La douzaine d’intervenants ressemble à des fourmis portant chacune sa charge sans s’occuper des autres. Vont-elles toutes dans le même sens ? Non… quoique. L’émission aboutit-elle à une ou à des conclusions ? Non… quoique. Oui… certes, mais seulement si l’auditeur est suffisamment averti pour se faire son idée. Il avance, mais à l’allure de la tortue.

Quoique… parce qu’on assiste à l’étonnant spectacle donné par des spécialistes qui savent beaucoup de choses, qui lâchent quelques résultats de la recherche pour, aussitôt, revenir dans la droite ligne du dogme musulman.

La première émission traite de l’identité du Prophète. G. Dye montre que les éléments de sa biographie sont « des reconstructions élaborées un ou deux siècles après sa mort selon des présupposés idéologiques », mais après lui, Mme Chabri et M. Aït affirment qu’il « était de famille aristocratique, vivait dans la cité populeuse de La Mecque, qu’il en a été banni avec 120 de ses compagnons, que les Byzantins ont sans doute organisé cette fuite, qu’on n’a aucune preuve de tout ça mais que c’est certain puisque c’est probable », etc.

La deuxième émission entre enfin dans le vif du sujet en parlant des nazôréens et de l’origine syriaque (donc syrienne) du Coran. Guy Stroumsa présente excellemment cette question, mais après lui G. Reynolds affirme que ce sont de pures spéculations, qu’il n’y a rien de tel dans le Coran. Qui croire, que conclure ?

Sur les sources du Coran, on entend parler des « informateurs du Prophète » dont le texte ne dit rien mais qu’on invoque pour expliquer pourquoi le Coran « se fait l’écho des toutes les controverses théologiques qui déchiraient la Syrie aux VIe et VIIe siècle. » Juste après, on nous dit que selon la tradition, le Coran est un texte sans contexte, mais que le Prophète-chamelier devait nécessairement connaître, en plus de l’arabe, le syriaque, l’éthiopien, le grec.

On nous parle enfin des lectionnaires syriaques qui ont été la matrice du Coran.
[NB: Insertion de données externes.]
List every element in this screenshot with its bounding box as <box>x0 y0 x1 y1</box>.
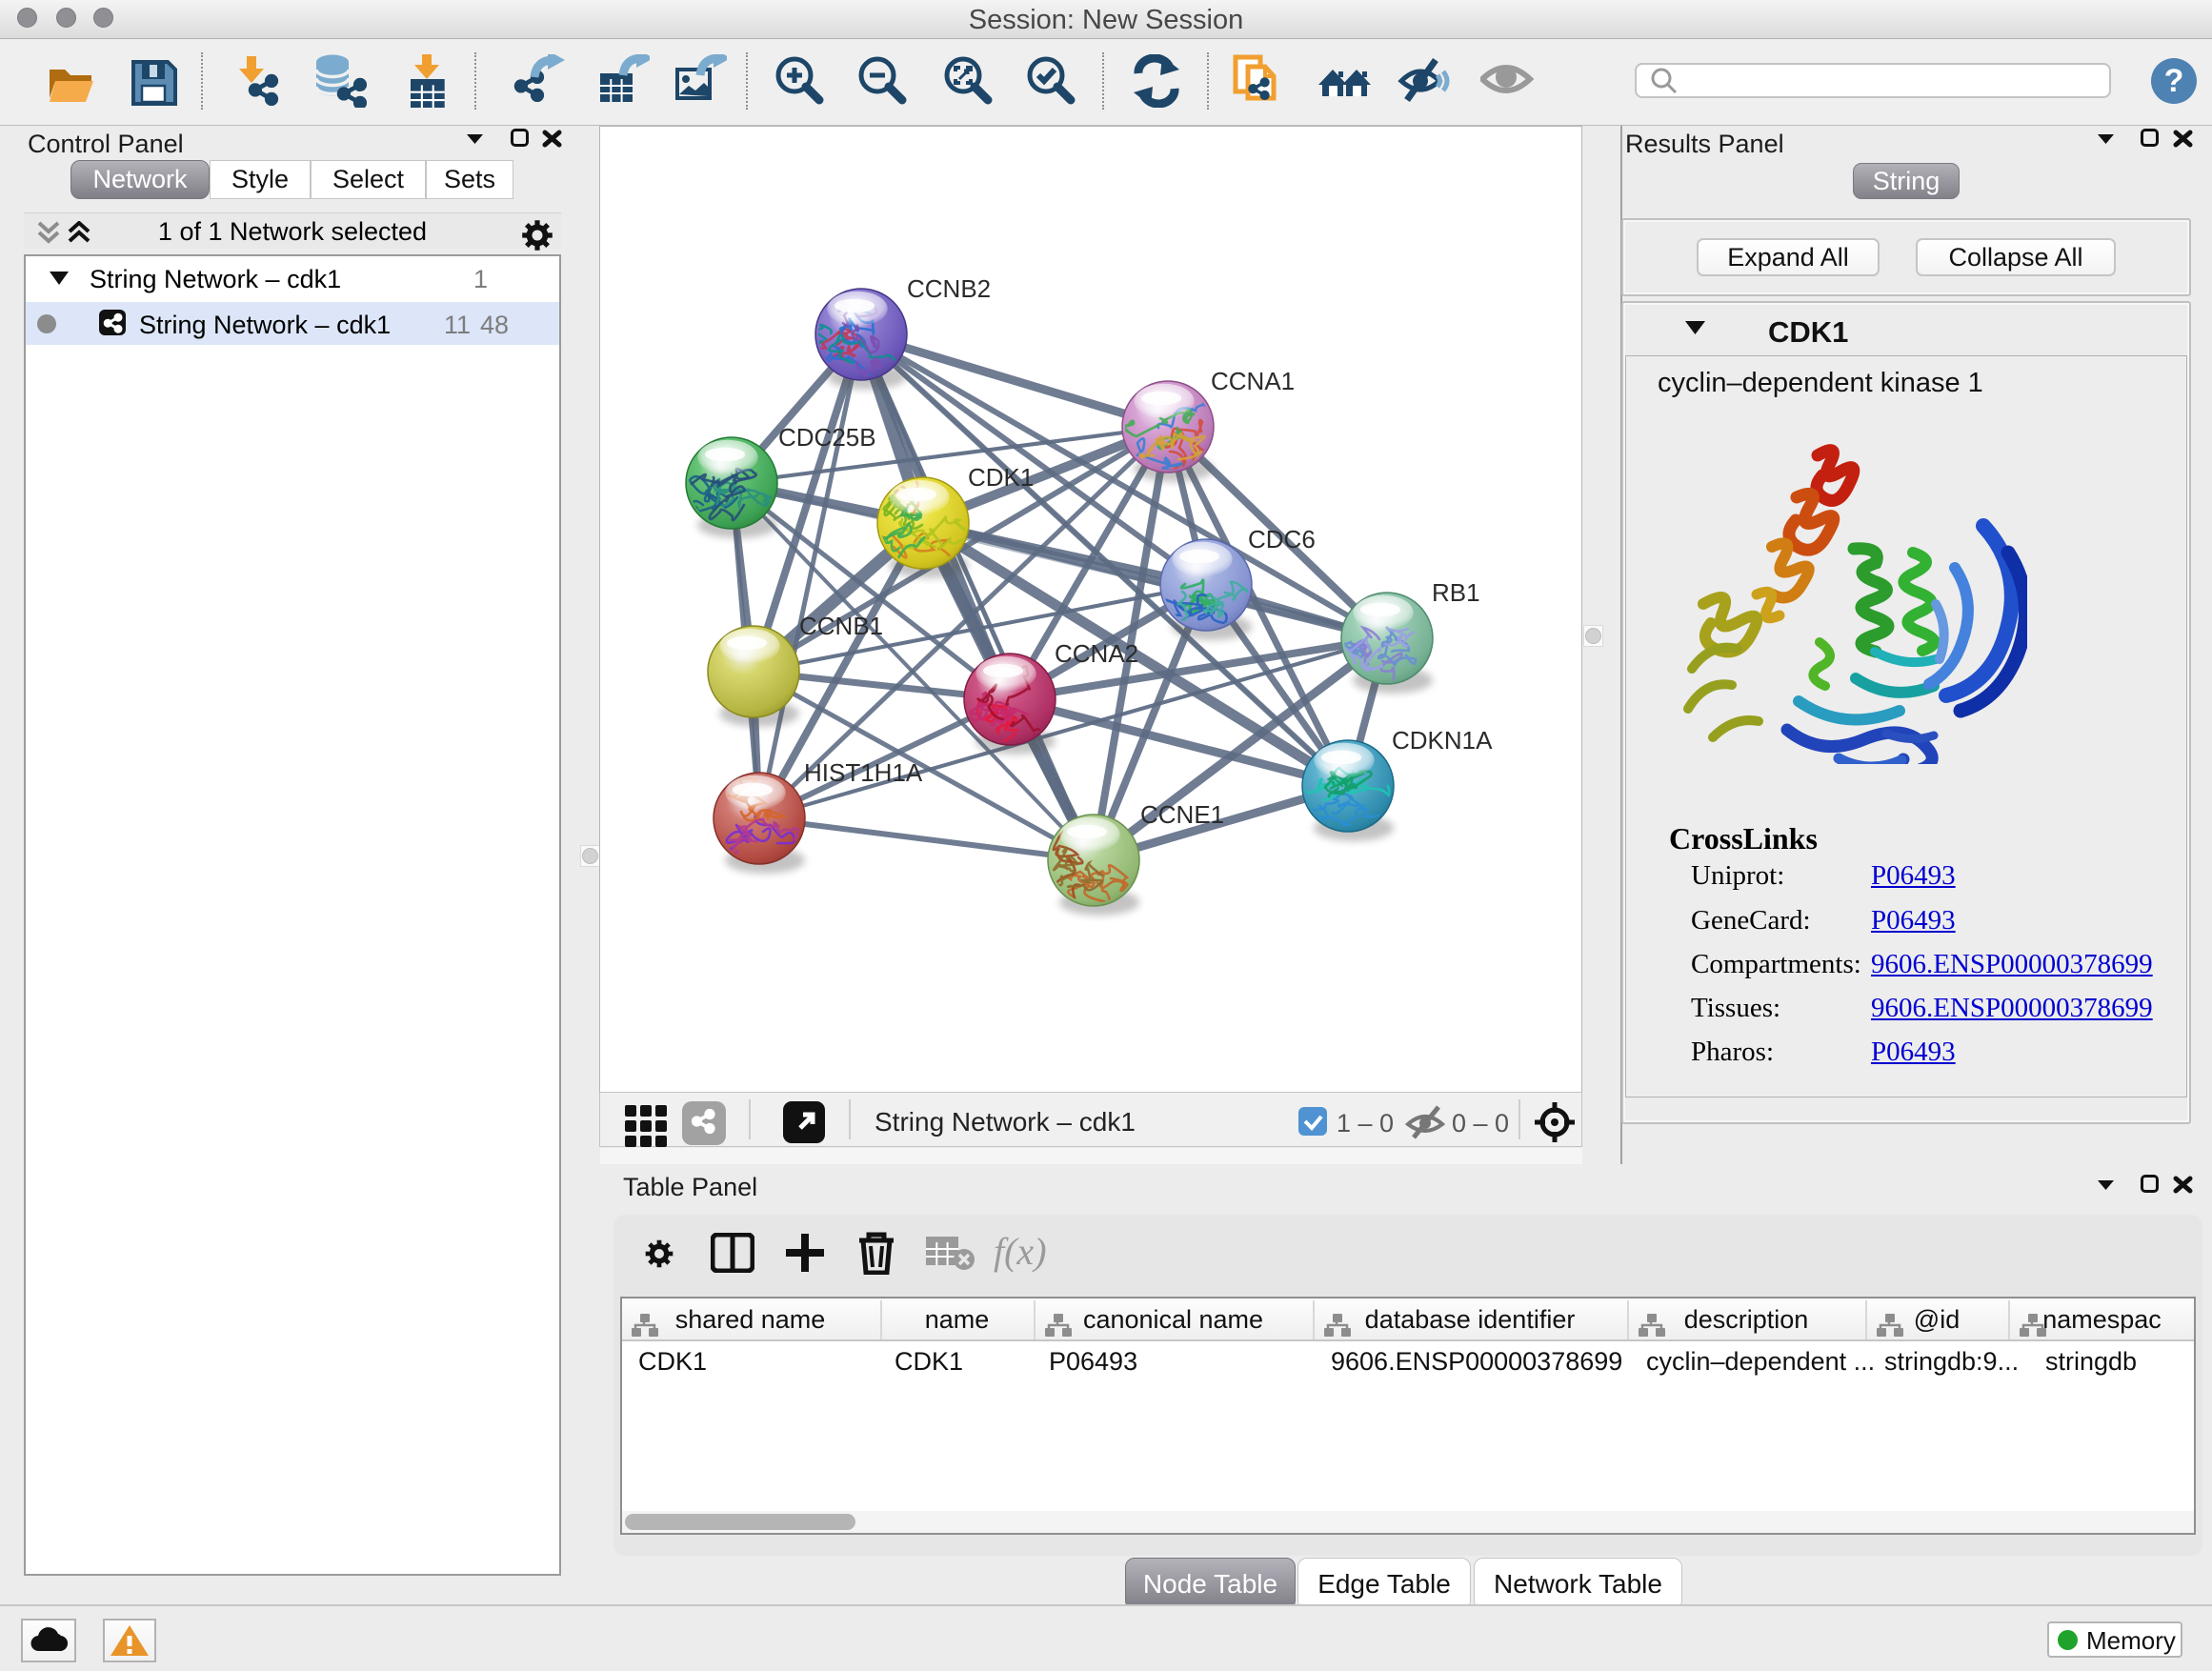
svg-text:CCNB1: CCNB1 <box>799 612 883 640</box>
svg-text:CDC25B: CDC25B <box>778 423 876 452</box>
svg-text:CCNA1: CCNA1 <box>1211 367 1295 395</box>
svg-text:CCNB2: CCNB2 <box>907 274 991 303</box>
svg-text:CDKN1A: CDKN1A <box>1392 726 1493 755</box>
svg-text:RB1: RB1 <box>1432 578 1480 607</box>
svg-text:?: ? <box>2164 63 2184 99</box>
svg-text:CCNE1: CCNE1 <box>1140 800 1224 829</box>
svg-text:CDK1: CDK1 <box>968 463 1034 492</box>
svg-text:CDC6: CDC6 <box>1248 525 1316 554</box>
svg-text:HIST1H1A: HIST1H1A <box>804 758 923 787</box>
svg-text:CCNA2: CCNA2 <box>1055 639 1138 668</box>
Mais personne ne dit que le désordre absolu de ce texte vient précisément du fait que ces lectionnaires judéo-chrétiens ont été mélangés et publiés pêle-mêle par les élèves arabes des nazôréens.

Dans Naissance du Coran j’ai présenté toutes ces avancées de la recherche de façon concise, claire, sans langue de bois ni faux-fuyant.

Bref, de façon pédagogique (et non pédagogiste, honte à moi).

                                                                                       M.B., 10 décembre 2015
(à suivre)

6 réflexions au sujet de « JÉSUS ET L’ISLAM – Mordillat et Prieur sur ARTE, suite (II) »

  1. Lucien Martin

    Alléché par le sujet et sans oublier votre Naissance du Coran, j’ai suivi cette émission… et été lourdement déçu.

    Pédagogisme… oui, moi j’appelle cela de la « bouillie pour les chats ». Je ne parle pas là des intervenants en eux-mêmes mais de leurs prestations, souvent brouillonnes et, surtout, de la construction brouillonne également (si les mots ne se contredisent pas) de l’émission.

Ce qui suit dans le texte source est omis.